Arizona Attorney General Mark Brnovich claims that the carmaker has concealed known safety issues with Takata airbags in some of its vehicles for years. Despite recall announcements and awareness campaigns, many dangerous Takata airbags remain in cars, including one involved in a deadly crash in Mesa on Aug. 20, 2020.
According to Honda, the driver of a 2002 Honda Civic was killed when a recalled Takata airbag inflator ruptured. Metal shrapnel was discovered in Amber Strahan’s neck during an autopsy, a report from the Mesa Police Department revealed. The airbag inflator had been under recall since December 2011.
Strahan’s death is the second in Arizona and the 17th nationwide related to a faulty Takata airbag, Honda said.
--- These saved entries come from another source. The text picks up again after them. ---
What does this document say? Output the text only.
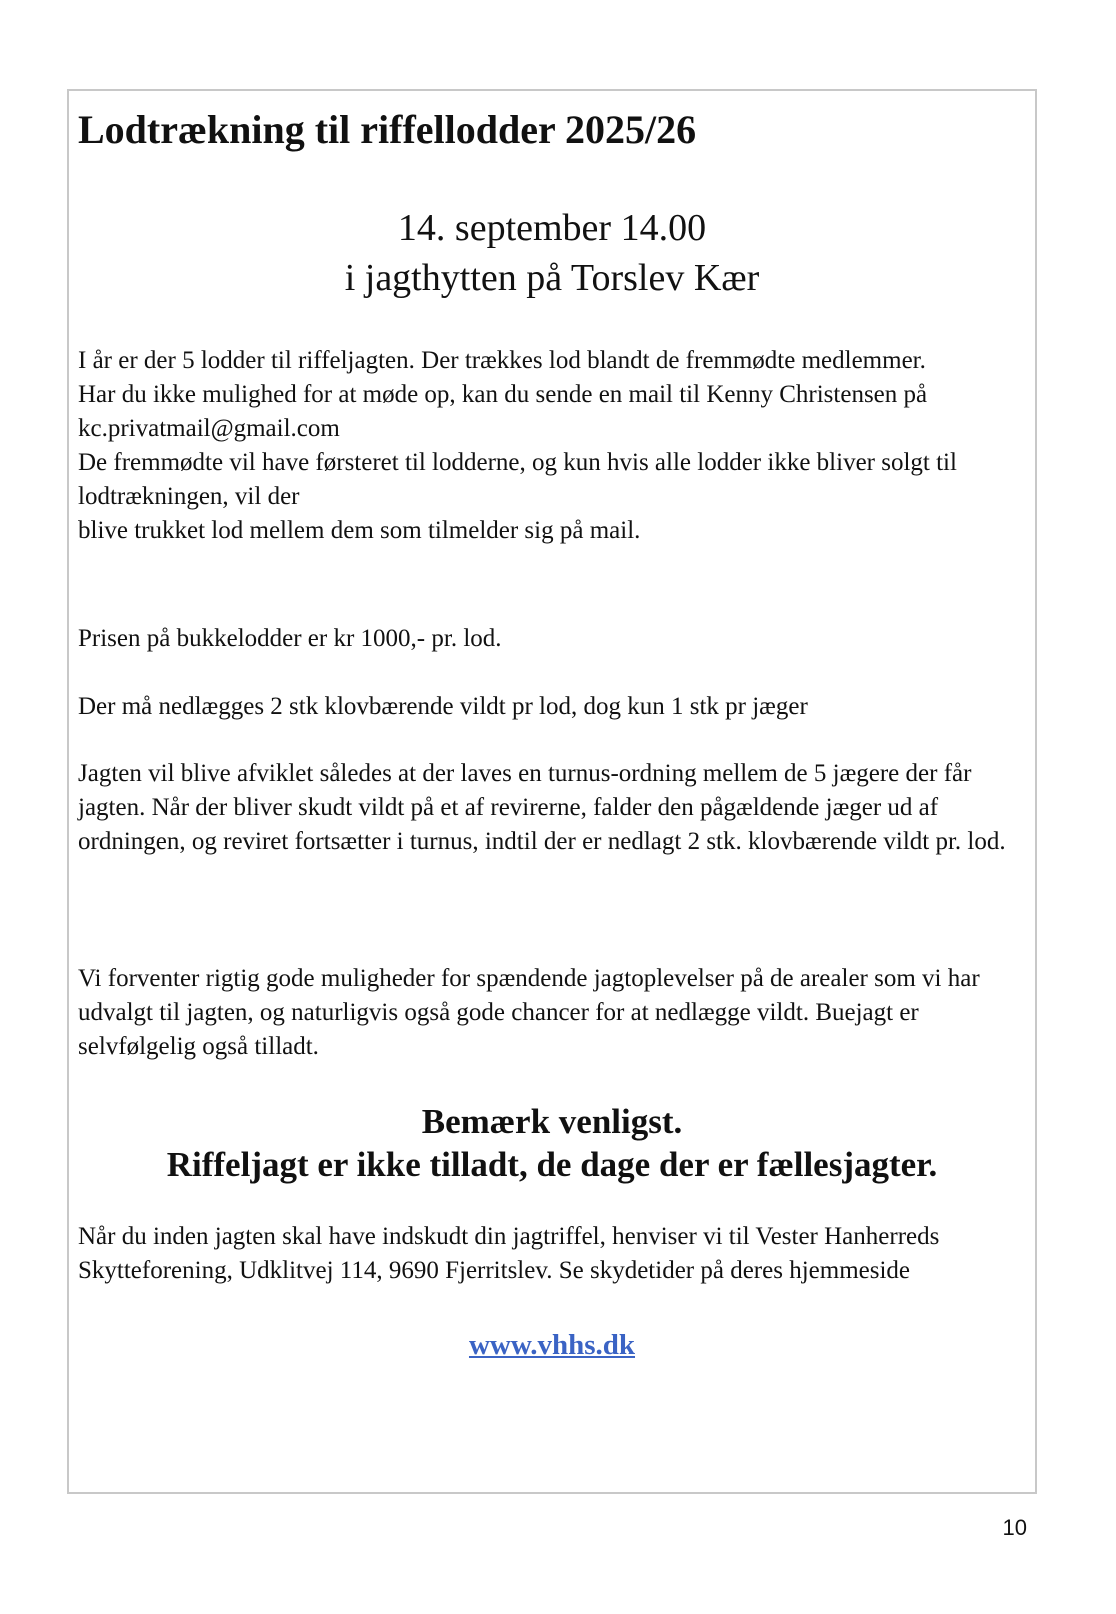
Lodtrækning til riffellodder 2025/26
14. september 14.00
i jagthytten på Torslev Kær

I år er der 5 lodder til riffeljagten. Der trækkes lod blandt de fremmødte medlemmer.

Har du ikke mulighed for at møde op, kan du sende en mail til Kenny Christensen på kc.privatmail@gmail.com

De fremmødte vil have førsteret til lodderne, og kun hvis alle lodder ikke bliver solgt til lodtrækningen, vil der

blive trukket lod mellem dem som tilmelder sig på mail.

Prisen på bukkelodder er kr 1000,- pr. lod.
Der må nedlægges 2 stk klovbærende vildt pr lod, dog kun 1 stk pr jæger
Jagten vil blive afviklet således at der laves en turnus-ordning mellem de 5 jægere der får jagten. Når der bliver skudt vildt på et af revirerne, falder den pågældende jæger ud af ordningen, og reviret fortsætter i turnus, indtil der er nedlagt 2 stk. klovbærende vildt pr. lod.
Vi forventer rigtig gode muligheder for spændende jagtoplevelser på de arealer som vi har udvalgt til jagten, og naturligvis også gode chancer for at nedlægge vildt. Buejagt er selvfølgelig også tilladt.
Bemærk venligst.
Riffeljagt er ikke tilladt, de dage der er fællesjagter.
Når du inden jagten skal have indskudt din jagtriffel, henviser vi til Vester Hanherreds Skytteforening, Udklitvej 114, 9690 Fjerritslev. Se skydetider på deres hjemmeside
www.vhhs.dk
10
According to the company, Strahan was not the registered owner of the vehicle.
“Starting in January 2012, more than 15 mailed recall notices were sent over the course of eight years to registered owners of this vehicle before the August 2020 crash,” a company statement said. “In addition, Honda made numerous phone calls in an attempt to reach owners of this vehicle and physically visited the address of the current owner, leaving recall information attached to the home’s front door.”
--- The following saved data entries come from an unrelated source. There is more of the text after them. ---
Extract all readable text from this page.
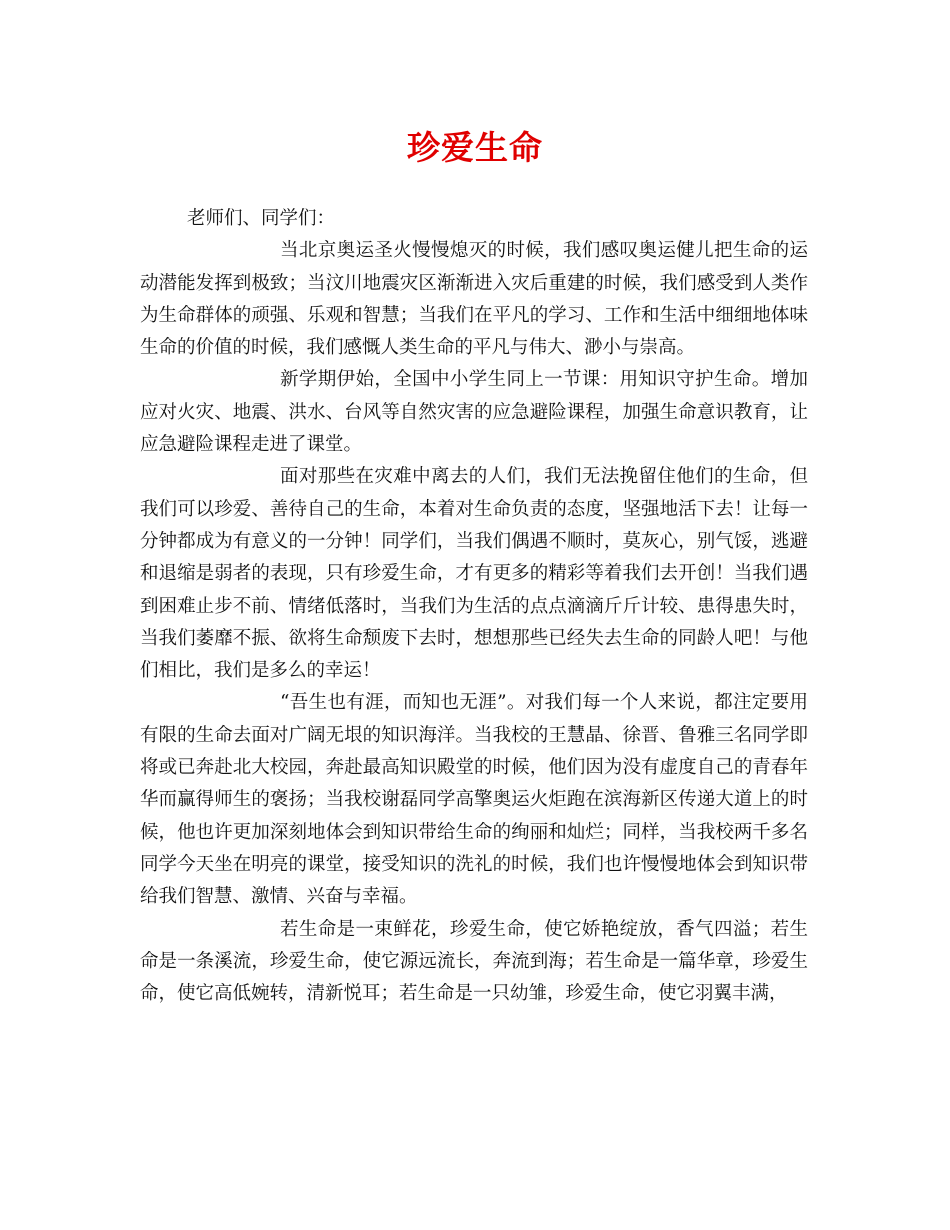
珍爱生命

老师们、同学们：

当北京奥运圣火慢慢熄灭的时候，我们感叹奥运健儿把生命的运动潜能发挥到极致；当汶川地震灾区渐渐进入灾后重建的时候，我们感受到人类作为生命群体的顽强、乐观和智慧；当我们在平凡的学习、工作和生活中细细地体味生命的价值的时候，我们感慨人类生命的平凡与伟大、渺小与崇高。

新学期伊始，全国中小学生同上一节课：用知识守护生命。增加应对火灾、地震、洪水、台风等自然灾害的应急避险课程，加强生命意识教育，让应急避险课程走进了课堂。

面对那些在灾难中离去的人们，我们无法挽留住他们的生命，但我们可以珍爱、善待自己的生命，本着对生命负责的态度，坚强地活下去！让每一分钟都成为有意义的一分钟！同学们，当我们偶遇不顺时，莫灰心，别气馁，逃避和退缩是弱者的表现，只有珍爱生命，才有更多的精彩等着我们去开创！当我们遇到困难止步不前、情绪低落时，当我们为生活的点点滴滴斤斤计较、患得患失时，当我们萎靡不振、欲将生命颓废下去时，想想那些已经失去生命的同龄人吧！与他们相比，我们是多么的幸运！

“吾生也有涯，而知也无涯”。对我们每一个人来说，都注定要用有限的生命去面对广阔无垠的知识海洋。当我校的王慧晶、徐晋、鲁雅三名同学即将或已奔赴北大校园，奔赴最高知识殿堂的时候，他们因为没有虚度自己的青春年华而赢得师生的褒扬；当我校谢磊同学高擎奥运火炬跑在滨海新区传递大道上的时候，他也许更加深刻地体会到知识带给生命的绚丽和灿烂；同样，当我校两千多名同学今天坐在明亮的课堂，接受知识的洗礼的时候，我们也许慢慢地体会到知识带给我们智慧、激情、兴奋与幸福。

若生命是一束鲜花，珍爱生命，使它娇艳绽放，香气四溢；若生命是一条溪流，珍爱生命，使它源远流长，奔流到海；若生命是一篇华章，珍爱生命，使它高低婉转，清新悦耳；若生命是一只幼雏，珍爱生命，使它羽翼丰满，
“Our thoughts and deepest sympathies are with the family of the driver,” Honda added.
Under Brnovich’s new settlement with Honda, there will be a financial incentive to get recalled airbags off the road.
“We know there’s a family that lost a loved one, not only here in Arizona, but it’s happened in other places. And so we want to make sure that people know about this, and as soon as possible, they get those airbags replaced,” Brnovich said.